My sleep habits stink lately, a sure sign I'm getting old. Going to bed earlier then ever means I'm up earlier then ever. I can't remember a night when I didn't have a middle of the night tossing and turning session. Some days I can manage to get back to sleep, others I can't. When I'm really lucky, I can manage to sneak out of bed without waking Sean. (he's such a light sleeper!) So here I am...laptop in lap, white clothes in the washer, a load of darks in the dryer. I'm shooting to get all the laundry done today. I didn't manage to get any done this weekend. The darks that are in the dryer got rewashed quite a few times though...they should be sparklin'.
I got one of my most dreaded phone calls yesterday. It was from my cousin in Florida, her husband had passed. He'd been diagnosed with Pancreatic cancer in the beginning of June.
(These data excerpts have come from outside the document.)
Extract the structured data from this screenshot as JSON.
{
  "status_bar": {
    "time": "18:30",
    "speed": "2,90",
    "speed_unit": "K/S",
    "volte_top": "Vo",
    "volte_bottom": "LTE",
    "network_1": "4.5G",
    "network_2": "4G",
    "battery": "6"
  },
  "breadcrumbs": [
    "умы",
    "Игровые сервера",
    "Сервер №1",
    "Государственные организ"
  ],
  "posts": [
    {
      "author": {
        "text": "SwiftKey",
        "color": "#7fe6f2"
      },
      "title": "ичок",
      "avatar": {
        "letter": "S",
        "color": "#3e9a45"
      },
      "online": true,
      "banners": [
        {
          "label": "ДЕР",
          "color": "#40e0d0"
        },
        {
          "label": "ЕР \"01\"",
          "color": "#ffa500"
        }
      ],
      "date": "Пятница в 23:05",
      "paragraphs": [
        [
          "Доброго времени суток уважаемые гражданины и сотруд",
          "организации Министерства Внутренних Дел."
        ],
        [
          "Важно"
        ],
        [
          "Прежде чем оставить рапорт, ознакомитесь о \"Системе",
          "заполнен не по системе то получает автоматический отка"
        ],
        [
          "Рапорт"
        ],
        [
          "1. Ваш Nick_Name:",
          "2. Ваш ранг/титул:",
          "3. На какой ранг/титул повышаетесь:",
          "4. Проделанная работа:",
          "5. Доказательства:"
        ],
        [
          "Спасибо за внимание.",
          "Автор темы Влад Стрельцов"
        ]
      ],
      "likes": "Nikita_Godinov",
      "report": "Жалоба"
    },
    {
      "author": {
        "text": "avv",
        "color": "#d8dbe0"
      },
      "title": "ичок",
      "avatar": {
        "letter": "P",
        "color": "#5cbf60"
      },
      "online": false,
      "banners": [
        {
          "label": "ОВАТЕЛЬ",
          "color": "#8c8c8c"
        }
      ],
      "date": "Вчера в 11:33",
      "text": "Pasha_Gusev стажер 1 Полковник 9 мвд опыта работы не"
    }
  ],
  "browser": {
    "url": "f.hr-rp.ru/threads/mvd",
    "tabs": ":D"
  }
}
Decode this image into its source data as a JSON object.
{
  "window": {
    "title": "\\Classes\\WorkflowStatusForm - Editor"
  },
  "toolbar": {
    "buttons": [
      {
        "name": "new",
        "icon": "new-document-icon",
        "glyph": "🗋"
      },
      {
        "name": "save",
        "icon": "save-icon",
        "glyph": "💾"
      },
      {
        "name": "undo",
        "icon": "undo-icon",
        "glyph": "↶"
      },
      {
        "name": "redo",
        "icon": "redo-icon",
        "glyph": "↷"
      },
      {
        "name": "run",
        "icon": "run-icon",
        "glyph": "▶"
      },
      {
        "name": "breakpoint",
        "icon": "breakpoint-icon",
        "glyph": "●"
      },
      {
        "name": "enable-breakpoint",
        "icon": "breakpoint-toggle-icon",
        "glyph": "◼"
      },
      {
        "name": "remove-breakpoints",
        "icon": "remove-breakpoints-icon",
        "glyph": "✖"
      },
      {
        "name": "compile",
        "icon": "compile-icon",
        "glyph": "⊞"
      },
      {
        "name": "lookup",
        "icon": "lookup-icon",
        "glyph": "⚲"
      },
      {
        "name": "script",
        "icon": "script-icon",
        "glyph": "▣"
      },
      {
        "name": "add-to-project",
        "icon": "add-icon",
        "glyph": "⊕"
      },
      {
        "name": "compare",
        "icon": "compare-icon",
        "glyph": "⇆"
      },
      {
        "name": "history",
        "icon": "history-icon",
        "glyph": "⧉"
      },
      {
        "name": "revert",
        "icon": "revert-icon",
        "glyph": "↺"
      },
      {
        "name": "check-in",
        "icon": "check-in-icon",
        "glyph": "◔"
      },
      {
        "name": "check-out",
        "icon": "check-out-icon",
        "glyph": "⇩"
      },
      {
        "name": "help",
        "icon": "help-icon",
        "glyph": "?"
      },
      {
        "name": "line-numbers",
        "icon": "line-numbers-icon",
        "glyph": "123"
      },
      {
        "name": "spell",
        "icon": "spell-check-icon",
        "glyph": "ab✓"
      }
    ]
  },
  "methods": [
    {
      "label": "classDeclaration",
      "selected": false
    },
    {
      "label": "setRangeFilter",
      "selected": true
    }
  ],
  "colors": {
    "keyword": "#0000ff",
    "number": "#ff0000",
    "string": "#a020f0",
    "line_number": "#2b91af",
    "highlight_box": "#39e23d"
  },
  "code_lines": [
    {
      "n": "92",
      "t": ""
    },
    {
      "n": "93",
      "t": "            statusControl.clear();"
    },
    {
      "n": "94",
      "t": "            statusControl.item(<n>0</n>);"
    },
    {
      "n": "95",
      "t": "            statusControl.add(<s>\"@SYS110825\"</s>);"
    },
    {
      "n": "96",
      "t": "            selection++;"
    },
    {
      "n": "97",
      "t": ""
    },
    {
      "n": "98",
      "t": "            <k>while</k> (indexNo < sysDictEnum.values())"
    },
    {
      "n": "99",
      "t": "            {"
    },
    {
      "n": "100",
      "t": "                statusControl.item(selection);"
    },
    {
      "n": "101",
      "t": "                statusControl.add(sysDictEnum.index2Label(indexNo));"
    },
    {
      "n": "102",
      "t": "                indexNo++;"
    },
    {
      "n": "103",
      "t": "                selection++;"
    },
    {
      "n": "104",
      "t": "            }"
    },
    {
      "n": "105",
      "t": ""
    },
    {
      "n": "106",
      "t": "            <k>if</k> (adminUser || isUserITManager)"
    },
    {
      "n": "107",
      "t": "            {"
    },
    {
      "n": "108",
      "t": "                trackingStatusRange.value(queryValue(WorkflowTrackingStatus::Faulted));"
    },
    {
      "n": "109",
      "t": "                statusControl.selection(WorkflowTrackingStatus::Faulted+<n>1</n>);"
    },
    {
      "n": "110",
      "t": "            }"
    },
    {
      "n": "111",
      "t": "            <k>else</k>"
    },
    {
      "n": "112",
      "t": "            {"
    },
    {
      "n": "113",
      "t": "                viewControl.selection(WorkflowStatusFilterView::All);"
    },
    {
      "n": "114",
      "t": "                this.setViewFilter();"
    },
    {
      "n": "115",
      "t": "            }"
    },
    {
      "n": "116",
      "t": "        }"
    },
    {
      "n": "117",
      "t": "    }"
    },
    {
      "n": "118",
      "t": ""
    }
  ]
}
I haven't physically seen her since July '07 but we've been keeping in contact on a regular basis.
My dad is driving down on Wednesday and I can tag along if I want. Tom and the kids want me to go. I'm torn...a week to 10 days is a long time to be away from everyone. I'd miss them terribly and the place will fall apart without me. OK, I know that second part isn't true but... The logistics is mindnumbing, especially since Tom has NO vacation days until the beginning of May.
I think I just worked out the last of the major problems. UB walked in the house while I was throwing in the white clothes. I asked him if he could drive Michelle to work on days when Drew, Cory, or Pat couldn't. He said sure, no problem. Now I just have to get a set in stone commitment from Val that she'll be here the whole time to get the kids on the bus and watch Danielle. (I'm taking Sean)
So my work is cut out for me....laundry, grocery shopping, cleaning, and packing...and none of it will wait...Perfect working conditions. Now if I can just squash the guilt bug that's eating at me... Someone please tell me it's ok to go. That they'll survive without me. That this opportunity won't come around again and I should grab it. That my cousin could really use my support right now and I'd be a bum if I didn't help her when I could. Not to mention how glorious it'll be to be out of the snow and cold for a few days.
Hmmmm, I just realized. Traffic is probably going to suck around the capital on Wed with everyone going home from the inauguration. My dad better not stick me with the beltway driving again! When I was pg for Carrie I drove down to Wilmington NC with him for a few days. We were visiting my brother who was living down there. My dad barely let me drive but on the ride home had decided he needed a break in Virginia. He swore he'd take the wheel back before we hit the beltway...well it didn't happen and I got stuck driving it. It wasn't a pretty sight. Kudos to those that do it on a regular basis.
Well it's too early to be making any noise cleaning, so I think I'll go make some lists. Maybe I'll try to jump on the treadmill, I've been really lax in getting to that.